Ya ocurrió cuando, en mitad de la crisis migratoria de principios de 2017, el Govern de la Generalitat, encabezado entonces por Puigdemont, quiso capitalizar con su presencia el mensaje de solidaridad con refugiados y migrantes que enarboló el concierto celebrado en el Palau Sant Jordi y en el que el Jordi Évole ofició de maestro de ceremonias. En aquella ocasión, Évole afeó a las autoridades presentes en el acto que imputaran a una supuesta falta de competencias autonómicas su pasividad ante el drama humano que motivaba el asunto, pues tiempo le había faltado previamente a la dirigencia separatista para imputar a "Madrid" su propio desentendimiento del problema.

En prueba de su voluntad de acogimiento, Puigdemont había ofrecido por carta a la Unión Europea acomodar en Cataluña a 4.500 refugiados.

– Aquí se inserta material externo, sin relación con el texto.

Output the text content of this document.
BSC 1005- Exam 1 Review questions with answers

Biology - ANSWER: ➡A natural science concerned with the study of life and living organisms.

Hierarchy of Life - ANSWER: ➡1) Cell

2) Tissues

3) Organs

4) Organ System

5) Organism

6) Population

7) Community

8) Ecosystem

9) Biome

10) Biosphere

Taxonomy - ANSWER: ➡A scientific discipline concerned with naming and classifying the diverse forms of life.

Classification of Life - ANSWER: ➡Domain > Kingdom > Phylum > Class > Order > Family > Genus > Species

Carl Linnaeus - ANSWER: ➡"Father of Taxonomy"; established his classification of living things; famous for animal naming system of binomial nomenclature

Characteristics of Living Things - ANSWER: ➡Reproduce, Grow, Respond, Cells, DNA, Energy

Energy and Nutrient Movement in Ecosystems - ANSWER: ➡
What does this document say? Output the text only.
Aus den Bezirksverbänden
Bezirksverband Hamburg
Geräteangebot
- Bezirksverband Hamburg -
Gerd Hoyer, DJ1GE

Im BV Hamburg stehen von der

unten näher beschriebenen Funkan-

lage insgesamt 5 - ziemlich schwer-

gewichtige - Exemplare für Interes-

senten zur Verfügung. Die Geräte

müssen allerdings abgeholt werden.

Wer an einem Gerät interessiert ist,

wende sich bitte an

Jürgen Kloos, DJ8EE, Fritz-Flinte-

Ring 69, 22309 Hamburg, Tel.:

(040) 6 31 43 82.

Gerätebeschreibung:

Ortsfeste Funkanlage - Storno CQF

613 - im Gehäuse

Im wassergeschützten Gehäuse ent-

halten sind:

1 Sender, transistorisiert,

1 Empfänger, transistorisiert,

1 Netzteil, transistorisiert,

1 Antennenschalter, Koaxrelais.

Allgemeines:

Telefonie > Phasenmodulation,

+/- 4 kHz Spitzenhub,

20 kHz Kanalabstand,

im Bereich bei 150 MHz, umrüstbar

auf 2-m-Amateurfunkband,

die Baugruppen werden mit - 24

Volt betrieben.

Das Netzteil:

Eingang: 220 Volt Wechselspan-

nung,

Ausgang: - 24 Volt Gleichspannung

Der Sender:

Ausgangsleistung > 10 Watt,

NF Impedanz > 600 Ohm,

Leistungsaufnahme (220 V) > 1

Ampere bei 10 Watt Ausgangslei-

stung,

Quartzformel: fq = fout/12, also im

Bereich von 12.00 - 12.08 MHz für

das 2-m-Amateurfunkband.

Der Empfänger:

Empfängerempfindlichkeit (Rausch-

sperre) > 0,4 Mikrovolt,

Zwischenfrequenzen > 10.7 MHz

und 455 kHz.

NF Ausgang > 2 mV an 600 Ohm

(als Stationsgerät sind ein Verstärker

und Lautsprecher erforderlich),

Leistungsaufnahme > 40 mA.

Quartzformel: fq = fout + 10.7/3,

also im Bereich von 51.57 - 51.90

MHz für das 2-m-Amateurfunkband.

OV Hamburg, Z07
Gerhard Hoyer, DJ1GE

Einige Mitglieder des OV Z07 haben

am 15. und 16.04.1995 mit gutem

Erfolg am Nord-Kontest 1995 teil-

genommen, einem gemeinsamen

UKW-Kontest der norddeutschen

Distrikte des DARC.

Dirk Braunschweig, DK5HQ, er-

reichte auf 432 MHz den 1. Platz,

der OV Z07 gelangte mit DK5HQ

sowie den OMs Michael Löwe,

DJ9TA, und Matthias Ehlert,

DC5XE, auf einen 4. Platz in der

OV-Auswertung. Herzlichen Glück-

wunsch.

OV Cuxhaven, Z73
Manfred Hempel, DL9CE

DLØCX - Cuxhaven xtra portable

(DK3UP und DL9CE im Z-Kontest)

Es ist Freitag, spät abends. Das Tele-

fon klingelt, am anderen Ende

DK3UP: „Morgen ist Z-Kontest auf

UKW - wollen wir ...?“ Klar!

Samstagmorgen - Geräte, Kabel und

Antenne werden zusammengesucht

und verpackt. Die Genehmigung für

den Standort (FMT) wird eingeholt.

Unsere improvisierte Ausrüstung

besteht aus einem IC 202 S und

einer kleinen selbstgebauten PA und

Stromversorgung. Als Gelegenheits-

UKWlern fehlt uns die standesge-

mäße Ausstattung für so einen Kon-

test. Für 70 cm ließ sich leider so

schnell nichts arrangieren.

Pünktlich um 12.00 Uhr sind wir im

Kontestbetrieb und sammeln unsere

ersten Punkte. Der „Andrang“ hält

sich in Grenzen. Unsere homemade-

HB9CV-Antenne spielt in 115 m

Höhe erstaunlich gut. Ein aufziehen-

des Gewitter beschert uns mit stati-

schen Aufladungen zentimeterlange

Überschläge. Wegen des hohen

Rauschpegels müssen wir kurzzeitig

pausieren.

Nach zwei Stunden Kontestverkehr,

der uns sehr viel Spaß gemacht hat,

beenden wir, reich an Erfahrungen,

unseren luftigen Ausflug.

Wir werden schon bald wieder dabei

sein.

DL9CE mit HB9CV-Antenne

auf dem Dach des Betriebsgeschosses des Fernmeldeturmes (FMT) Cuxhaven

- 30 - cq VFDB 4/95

Dijo 4.500, como podía haber dicho 5.400, pues el objetivo espurio de aquella carta no era otro que impostar publicitariamente en el exterior su falsa condición de primer ministro de un Estado inexistente. Así se las gastaba por entonces el hoy fugado de la justicia. Ante tan poco edificante espectáculo, al final se supo que si bien la Generalitat no tenía propiamente competencias para conceder a nadie el estatuto de refugiado, resultaba que, en el ámbito de lo que sí era de su competencia, únicamente había introducido en el Sistema Nacional de Acogida e Integración (desde donde se coordina en España la atención a los refugiados) "dos recursos habitacionales" con una capacidad para acoger a 301 personas, de las que sólo había realmente operativas 125 plazas, siendo así que aquellos eximios recursos habían en realidad sido gestionados por entidades subvencionadas por el Ministerio de Empleo y Seguridad Social, es decir, por “Madrid”.

Ahora resurge aquel entusiasmo, aquel “volem acollir”, esta vez de la mano de Torra como president. De nuevo el interés por figurar en la primera fila de la foto acogiendo migrantes irregulares, lo que no sólo apunta a un acto propagandístico tendente a blanquear las explícitas simpatías del separatismo catalán con la Lega Nord encabezada por Salvini (movimientos ambos innegablemente imbuidos de impulsos racistas y xenófobos), sino que es además un acto interesantísimo de expiación colectiva de la culpa. El supremacismo, la discriminación y la proyectada exclusión de sus propios vecinos (ese “vuélvete a Cádiz” dirigido a la ganadora de las elecciones catalanas es el mejor ejemplo), se redime con la supuesta voluntad de inclusión y acogimiento de quienes --lo saben perfectamente-- están tan desdichada y remotamente lejos de convertirse en ciudadanos de pleno derecho, que jamás podrán amenazar su proyecto de sociedad uniforme, graníticamente compactada en "un sol poble" con una sola lengua. Así, ante el migrante irregular, que difícilmente podrá valerse por sí mismo para entender siquiera --ya no digamos cuestionar-- el nacionalismo, se explicita la voluntad institucional de su acogimiento; por contra, frente al charnego, dotado de sus plenos derechos de ciudadanía, con potencialidad por tanto para amenazar la hegemonía nacionalista, se explicita la voluntad institucional de su exclusión y discriminación: se le trata y califica de “colono” aunque haya nacido en Cataluña, y se proscribe su lengua en la vida pública aunque sea socialmente mayoritaria.

Viendo los referentes “intelectuales” del president en el parafascismo catalanista de los años 30 del pasado siglo, casi se diría que estamos ante una conducta social patológica, digna de estudio por psicología social. Un proceder que en su forma de discurrir recuerda y evoca al desmesurado amor por los animales que exhibía la cosmovisión nacional-socialista, cuyo odio criminal precisaba psico-socialmente de un contrapeso, de una compensación; la exhibición de algo bondadoso o compasivo pero inocuo para su plan inhumano, como por ejemplo reconocer derechos a un animal.